Sfinks Festival

music festivalworld musicbelgiumantwerpcultural events
4 min read

Before Sfinks discovered the world, Sfinks was a folk festival in a schoolyard. The first edition took place in 1976 in a local park in Boechout, a quiet village just south-east of Antwerp - bands like The McCalmans and Stockton's Wing, Celtic harmonies, a few hundred people. Then, in 1982, the programmers booked Manu Dibango and Francis Bebey, Toto Guillaume and an Azuquita salsa band, and the whole identity of the festival shifted. The line of folk acts dwindled. African saxophones, Caribbean drums, Brazilian voices and Cuban bands moved in. By the early 1990s, 40,000 people were converging on a meadow on the Molenveld every July to hear musicians most of them could not have named the week before.

Who Walked the Stage

The lineup history reads like a passport stamped at every continent that produced great music in the second half of the twentieth century. Nina Simone played Sfinks in 1988, the same year as Ali Farka Toure, Nusrat Fateh Ali Khan and Alpha Blondy. Tito Puente led his Latin big band in 1983. Astor Piazzolla, the Argentine tango revolutionary, played in 1985, alongside Junior Walker. Youssou N'Dour came twice in the late 1980s and again in 1995. Manu Dibango, the Cameroonian saxophonist whose Soul Makossa had already changed how the world thought of African pop, played the breakthrough 1982 edition that re-oriented Sfinks toward the wider world. The Sun Ra Arkestra appeared in 1984. Cesaria Evora, Khaled, Gilberto Gil, Papa Wemba, Habib Koite, Amadou & Mariam - the names accumulate into a kind of informal canon of world music's first golden generation.

Why Boechout

There is no obvious reason a world-music festival should exist in a Flemish farming village of fifteen thousand people. Boechout sits about eight kilometres south-east of Antwerp's centre, surrounded by fields rather than concert halls. But the small scale is exactly what made Sfinks work in its first decades: the audience camped, ate together, watched Senegalese percussionists in the afternoon and Bulgarian wedding bands at night, and walked back to their tents through the same field. The 'Molenveld' site, adopted in 1994 when the schoolyard could no longer hold the crowds, was a meadow with a windmill nearby. The setting was emphatically rural, the music emphatically global, and the contrast was the point.

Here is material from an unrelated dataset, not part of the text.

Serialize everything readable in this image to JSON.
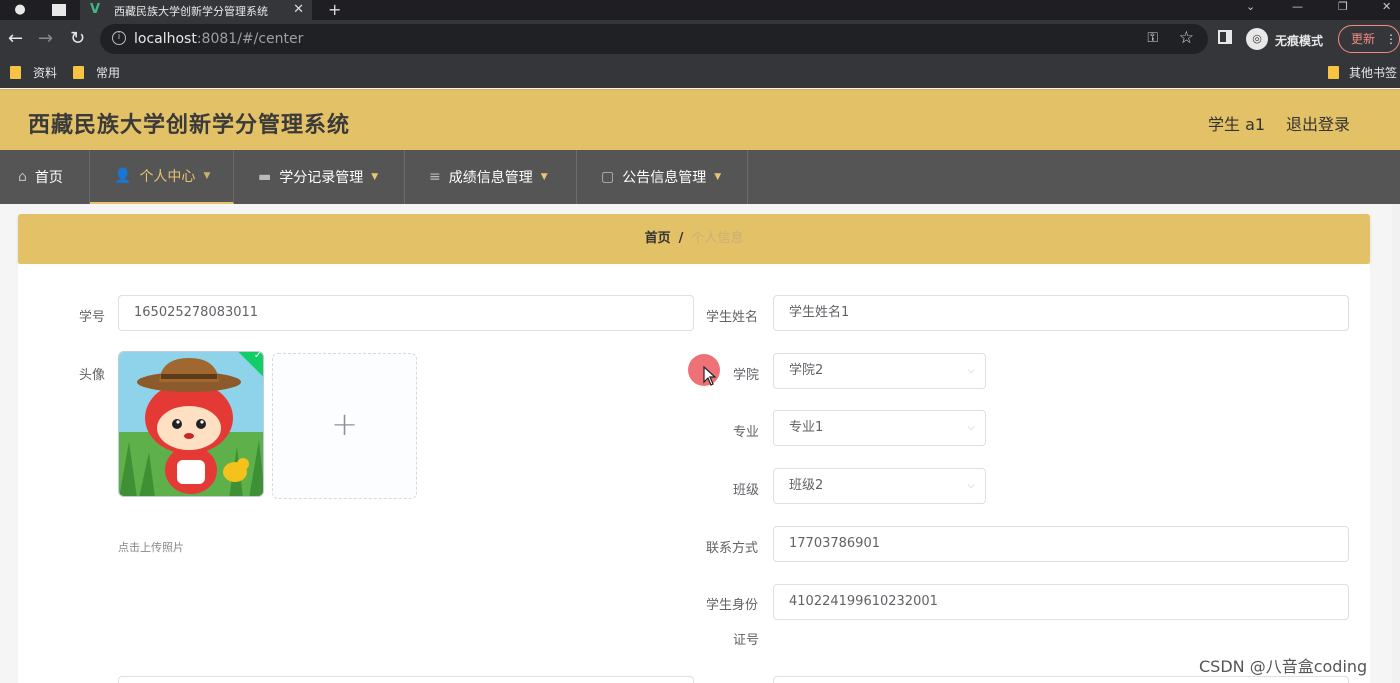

Free to Listen, Free to Wander

For most of its history Sfinks has been free to enter - one of the only major festivals in Europe to remain so. The funding comes from a mixture of subsidies, food and drink sales, and the kind of voluntary effort that small Belgian towns are famously good at producing. The festival keeps an explicit social mission: to expose Flemish audiences to musical traditions they would otherwise never encounter, and to give those traditions a paying European stage. By the 2010s the festival had shortened from four days back to three, but the formula held - midday talks and workshops, evening main-stage shows, late-night DJ tents.

A Catalogue of First Encounters

What Sfinks really sold its audiences, year after year, was a first encounter. The first time a Belgian teenager heard Qawwali singing through a loud festival PA, it was probably Nusrat Fateh Ali Khan at Sfinks. The first time many Flemish music critics heard Cape Verdean morna, it was Cesaria Evora here in 1996. The first time some heard Tuareg desert blues, it was Tinariwen in 2014. These are the kinds of musical moments that do not survive in the official histories of pop but lodge permanently in the personal histories of the people who happened to be standing in a Boechout meadow on the right summer night. The festival made world music local.

From the Air

Held at the Molenveld site in Boechout, at approximately 51.162°N, 4.493°E - about 8 km south-east of central Antwerp. The festival venue is a green meadow visible from the air as a darker patch among surrounding farmland. Antwerp International (EBAW) is 4 km to the north-west; Brussels (EBBR) lies 35 km south. Late July is the time to look for stages, tents and the festival's distinctive crowd patterns from low approach. Best viewing altitude 1,500-3,000 ft.